Bun staffing co-pilot (mcp-server/):
- /search, /match, /verify, /proof, /simulation/run, MCP tools all
forward use_playbook_memory:true and playbook_memory_k:25 to the
hybrid endpoint. Boost was previously dark across the entire app.
- /log no longer POSTs to /ingest/file — that endpoint REPLACES the
dataset's object list, so single-row CSV writes were wiping all prior
rows in successful_playbooks (sp_rows went 33→1 in one /log call).
/log now seeds playbook_memory with canonical short text and calls
/persist_sql to keep successful_playbooks_live in sync.
- /simulation/run cumulative end-of-week CSV write removed for the same
reason. Per-day per-contract /seed (added in this session) is the
accumulating feedback path now.
- search.html addWorkerInsight renders a green "Endorsed · N playbooks"
chip with playbook citations when boost > 0.
Internal Dioxus UI (crates/ui/):
- Dashboard phase list rewritten through Phase 19 (was stuck at "Phase
16: File Watcher" / "Phase 17: DB Connector" — both wrong).

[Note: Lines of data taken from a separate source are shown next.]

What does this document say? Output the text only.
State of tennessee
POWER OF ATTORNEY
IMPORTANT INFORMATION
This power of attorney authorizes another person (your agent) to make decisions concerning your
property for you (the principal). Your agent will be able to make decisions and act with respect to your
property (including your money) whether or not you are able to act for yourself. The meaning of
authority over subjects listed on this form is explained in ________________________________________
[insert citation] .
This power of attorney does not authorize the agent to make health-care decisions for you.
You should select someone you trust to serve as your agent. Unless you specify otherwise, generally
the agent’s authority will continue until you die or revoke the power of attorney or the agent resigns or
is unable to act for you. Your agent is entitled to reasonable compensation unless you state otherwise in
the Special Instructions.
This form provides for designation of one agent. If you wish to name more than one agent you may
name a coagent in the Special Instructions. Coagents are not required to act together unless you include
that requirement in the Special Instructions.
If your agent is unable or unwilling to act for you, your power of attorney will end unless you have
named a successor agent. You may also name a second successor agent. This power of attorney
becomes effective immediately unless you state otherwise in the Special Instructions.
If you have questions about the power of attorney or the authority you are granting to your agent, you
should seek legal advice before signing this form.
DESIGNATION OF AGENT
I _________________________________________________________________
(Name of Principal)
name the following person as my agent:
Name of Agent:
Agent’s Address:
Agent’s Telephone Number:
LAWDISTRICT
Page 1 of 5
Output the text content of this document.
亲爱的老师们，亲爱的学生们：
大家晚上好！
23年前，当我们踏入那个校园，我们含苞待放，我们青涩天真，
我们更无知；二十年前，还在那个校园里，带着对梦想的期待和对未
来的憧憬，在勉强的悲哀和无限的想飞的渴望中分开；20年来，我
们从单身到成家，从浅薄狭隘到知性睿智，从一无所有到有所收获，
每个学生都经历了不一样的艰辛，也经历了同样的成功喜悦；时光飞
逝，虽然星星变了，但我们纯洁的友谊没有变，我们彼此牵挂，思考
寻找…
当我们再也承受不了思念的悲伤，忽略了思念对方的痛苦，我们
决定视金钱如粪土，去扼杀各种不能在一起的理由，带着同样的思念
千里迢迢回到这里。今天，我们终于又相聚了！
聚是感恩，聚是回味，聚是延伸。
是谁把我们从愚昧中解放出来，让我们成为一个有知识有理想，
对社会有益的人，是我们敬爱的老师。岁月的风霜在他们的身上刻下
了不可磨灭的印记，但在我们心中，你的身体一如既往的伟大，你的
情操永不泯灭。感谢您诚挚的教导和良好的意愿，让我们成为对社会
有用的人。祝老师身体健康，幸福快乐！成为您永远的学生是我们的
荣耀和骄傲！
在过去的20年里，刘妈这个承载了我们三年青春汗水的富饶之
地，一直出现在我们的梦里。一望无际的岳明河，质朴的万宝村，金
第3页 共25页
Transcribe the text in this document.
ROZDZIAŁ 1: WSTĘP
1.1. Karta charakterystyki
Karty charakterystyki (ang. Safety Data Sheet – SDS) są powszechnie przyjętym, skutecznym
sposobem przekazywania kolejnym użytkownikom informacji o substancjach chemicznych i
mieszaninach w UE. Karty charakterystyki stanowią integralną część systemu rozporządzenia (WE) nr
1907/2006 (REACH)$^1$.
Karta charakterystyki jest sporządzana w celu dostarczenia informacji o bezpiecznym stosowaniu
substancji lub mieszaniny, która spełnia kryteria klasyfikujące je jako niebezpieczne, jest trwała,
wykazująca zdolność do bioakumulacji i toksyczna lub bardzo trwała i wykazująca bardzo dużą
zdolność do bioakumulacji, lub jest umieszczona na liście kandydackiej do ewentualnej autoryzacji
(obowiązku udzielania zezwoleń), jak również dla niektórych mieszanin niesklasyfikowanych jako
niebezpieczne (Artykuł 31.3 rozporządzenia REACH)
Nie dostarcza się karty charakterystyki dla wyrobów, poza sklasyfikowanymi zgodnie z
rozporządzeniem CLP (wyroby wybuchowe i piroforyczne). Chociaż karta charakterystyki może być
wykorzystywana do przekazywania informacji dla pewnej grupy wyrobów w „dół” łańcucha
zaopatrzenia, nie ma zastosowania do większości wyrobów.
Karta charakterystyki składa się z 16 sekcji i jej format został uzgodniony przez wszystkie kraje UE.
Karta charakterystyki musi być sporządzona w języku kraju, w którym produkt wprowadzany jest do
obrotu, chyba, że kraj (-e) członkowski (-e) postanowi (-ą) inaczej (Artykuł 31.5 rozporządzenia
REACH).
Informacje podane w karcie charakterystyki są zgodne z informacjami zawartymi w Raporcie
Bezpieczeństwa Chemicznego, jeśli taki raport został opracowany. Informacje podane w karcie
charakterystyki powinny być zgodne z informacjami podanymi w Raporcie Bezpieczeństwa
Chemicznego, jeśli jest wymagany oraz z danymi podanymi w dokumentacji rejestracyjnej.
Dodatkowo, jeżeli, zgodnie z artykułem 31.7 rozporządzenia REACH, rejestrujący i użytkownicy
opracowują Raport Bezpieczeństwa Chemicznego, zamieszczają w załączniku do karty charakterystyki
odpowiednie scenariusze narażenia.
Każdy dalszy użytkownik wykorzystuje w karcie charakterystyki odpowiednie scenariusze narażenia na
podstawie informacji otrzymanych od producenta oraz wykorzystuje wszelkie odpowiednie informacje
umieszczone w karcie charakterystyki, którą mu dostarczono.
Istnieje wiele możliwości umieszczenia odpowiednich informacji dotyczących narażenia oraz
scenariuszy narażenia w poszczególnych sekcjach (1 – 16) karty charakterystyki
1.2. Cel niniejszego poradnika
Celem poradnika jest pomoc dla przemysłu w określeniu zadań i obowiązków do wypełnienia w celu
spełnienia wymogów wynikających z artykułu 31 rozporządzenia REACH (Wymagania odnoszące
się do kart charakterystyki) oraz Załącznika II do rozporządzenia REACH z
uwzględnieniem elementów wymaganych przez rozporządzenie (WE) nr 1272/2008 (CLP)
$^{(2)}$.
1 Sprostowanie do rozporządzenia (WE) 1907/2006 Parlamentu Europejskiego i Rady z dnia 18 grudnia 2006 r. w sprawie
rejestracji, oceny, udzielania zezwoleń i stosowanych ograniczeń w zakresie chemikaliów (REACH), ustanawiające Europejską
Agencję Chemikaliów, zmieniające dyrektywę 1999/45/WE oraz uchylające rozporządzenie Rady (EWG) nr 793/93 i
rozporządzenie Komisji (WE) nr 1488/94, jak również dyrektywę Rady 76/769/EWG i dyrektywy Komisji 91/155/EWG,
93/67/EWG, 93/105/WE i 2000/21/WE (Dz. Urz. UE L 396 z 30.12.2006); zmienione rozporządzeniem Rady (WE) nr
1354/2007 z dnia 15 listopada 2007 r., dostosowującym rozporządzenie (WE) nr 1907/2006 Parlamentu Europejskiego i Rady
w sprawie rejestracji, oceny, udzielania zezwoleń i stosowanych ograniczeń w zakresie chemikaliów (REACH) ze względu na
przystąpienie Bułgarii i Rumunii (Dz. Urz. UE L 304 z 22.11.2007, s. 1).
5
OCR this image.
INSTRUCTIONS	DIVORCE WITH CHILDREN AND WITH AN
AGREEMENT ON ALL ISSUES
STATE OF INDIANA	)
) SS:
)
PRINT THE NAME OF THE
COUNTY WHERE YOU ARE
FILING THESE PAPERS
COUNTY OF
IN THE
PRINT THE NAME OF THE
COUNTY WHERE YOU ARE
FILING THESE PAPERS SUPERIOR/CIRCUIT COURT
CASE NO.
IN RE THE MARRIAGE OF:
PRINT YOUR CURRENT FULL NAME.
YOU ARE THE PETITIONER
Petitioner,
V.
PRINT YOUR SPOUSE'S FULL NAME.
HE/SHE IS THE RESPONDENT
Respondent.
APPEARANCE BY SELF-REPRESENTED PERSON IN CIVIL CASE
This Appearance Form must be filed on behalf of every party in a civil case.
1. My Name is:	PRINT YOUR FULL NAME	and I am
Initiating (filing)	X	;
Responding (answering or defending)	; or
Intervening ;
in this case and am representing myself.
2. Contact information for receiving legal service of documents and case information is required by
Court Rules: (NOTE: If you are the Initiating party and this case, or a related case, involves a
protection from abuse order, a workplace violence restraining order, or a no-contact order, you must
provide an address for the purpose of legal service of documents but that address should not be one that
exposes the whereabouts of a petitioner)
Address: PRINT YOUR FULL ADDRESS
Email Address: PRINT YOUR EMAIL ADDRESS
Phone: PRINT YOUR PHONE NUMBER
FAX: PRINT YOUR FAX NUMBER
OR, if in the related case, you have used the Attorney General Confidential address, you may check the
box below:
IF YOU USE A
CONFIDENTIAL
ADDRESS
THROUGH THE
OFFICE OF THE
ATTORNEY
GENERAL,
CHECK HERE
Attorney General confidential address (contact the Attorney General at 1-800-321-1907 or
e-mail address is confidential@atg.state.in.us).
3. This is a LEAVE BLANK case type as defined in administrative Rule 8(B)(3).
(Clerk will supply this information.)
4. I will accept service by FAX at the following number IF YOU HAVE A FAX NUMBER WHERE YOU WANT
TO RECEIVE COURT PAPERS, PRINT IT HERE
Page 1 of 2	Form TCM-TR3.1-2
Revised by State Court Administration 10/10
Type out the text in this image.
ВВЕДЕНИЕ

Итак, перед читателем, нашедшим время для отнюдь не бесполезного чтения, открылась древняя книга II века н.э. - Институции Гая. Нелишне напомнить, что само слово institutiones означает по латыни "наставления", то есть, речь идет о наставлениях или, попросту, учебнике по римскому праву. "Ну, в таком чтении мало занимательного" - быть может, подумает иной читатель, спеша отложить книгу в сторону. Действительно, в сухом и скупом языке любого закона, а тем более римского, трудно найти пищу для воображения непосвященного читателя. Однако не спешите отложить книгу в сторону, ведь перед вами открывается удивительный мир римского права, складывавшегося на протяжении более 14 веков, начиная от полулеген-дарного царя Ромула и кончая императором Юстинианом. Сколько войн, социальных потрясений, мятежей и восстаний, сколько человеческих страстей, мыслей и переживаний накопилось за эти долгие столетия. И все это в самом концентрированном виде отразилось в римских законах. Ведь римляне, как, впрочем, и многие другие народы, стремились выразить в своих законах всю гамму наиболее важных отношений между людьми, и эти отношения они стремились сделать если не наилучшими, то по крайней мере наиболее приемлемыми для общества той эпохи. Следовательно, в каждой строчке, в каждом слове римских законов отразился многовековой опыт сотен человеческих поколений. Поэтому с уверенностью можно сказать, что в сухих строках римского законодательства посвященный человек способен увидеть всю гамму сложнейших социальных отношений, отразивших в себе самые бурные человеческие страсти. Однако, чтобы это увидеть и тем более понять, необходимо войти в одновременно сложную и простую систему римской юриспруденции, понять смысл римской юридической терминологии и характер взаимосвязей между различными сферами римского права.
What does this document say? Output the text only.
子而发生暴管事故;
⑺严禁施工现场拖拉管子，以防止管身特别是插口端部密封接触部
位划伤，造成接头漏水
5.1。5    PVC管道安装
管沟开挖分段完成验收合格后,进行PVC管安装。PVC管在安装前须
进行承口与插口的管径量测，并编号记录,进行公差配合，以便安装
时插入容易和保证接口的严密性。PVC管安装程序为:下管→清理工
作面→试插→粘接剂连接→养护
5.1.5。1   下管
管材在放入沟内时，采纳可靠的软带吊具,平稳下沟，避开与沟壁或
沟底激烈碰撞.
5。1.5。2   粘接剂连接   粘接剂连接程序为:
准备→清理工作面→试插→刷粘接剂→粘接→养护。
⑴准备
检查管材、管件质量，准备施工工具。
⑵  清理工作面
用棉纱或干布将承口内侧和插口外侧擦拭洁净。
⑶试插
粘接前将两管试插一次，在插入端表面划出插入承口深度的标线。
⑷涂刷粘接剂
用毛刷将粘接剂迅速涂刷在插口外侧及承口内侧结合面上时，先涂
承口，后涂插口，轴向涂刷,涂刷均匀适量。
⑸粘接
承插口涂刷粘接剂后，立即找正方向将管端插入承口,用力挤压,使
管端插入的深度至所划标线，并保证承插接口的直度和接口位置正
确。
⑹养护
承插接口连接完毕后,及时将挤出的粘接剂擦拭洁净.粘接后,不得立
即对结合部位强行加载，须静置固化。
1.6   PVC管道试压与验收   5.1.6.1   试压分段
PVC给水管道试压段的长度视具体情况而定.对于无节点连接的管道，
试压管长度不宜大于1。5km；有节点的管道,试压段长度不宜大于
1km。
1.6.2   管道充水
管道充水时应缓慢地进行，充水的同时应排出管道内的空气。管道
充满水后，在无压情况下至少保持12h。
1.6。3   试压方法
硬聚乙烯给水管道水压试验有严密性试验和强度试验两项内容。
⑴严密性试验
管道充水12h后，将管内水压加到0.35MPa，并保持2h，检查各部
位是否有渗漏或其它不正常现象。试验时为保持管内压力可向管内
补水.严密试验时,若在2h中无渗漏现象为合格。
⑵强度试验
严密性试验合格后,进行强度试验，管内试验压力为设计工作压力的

- Removed fabricated "27ms" stat label.
- Ask tab examples + SQL default replaced with real staffing prompts
against candidates/clients/job_orders (was referencing nonexistent
employees/products/events).
- New Playbook tab exposes /vectors/playbook_memory/{stats,rebuild} and
side-by-side hybrid search (boost OFF vs ON) with citations.
Tests (tests/multi-agent/):
- run_e2e_rated.ts: parallel two-agent (mistral + qwen2.5) build phase
+ verifier rating (geo, auth, persist, boost, speed → /10).
- network_proving.ts: continuous build → verify → repeat with
staffing-recruiter profile hot-swap; geo-discrimination check.
- chain_of_custody.ts: single recruiter operation traced through every
layer (Bun /search, direct /vectors/hybrid parity, /log, SQL,
playbook_memory growth, profile activation, post-op boost lift).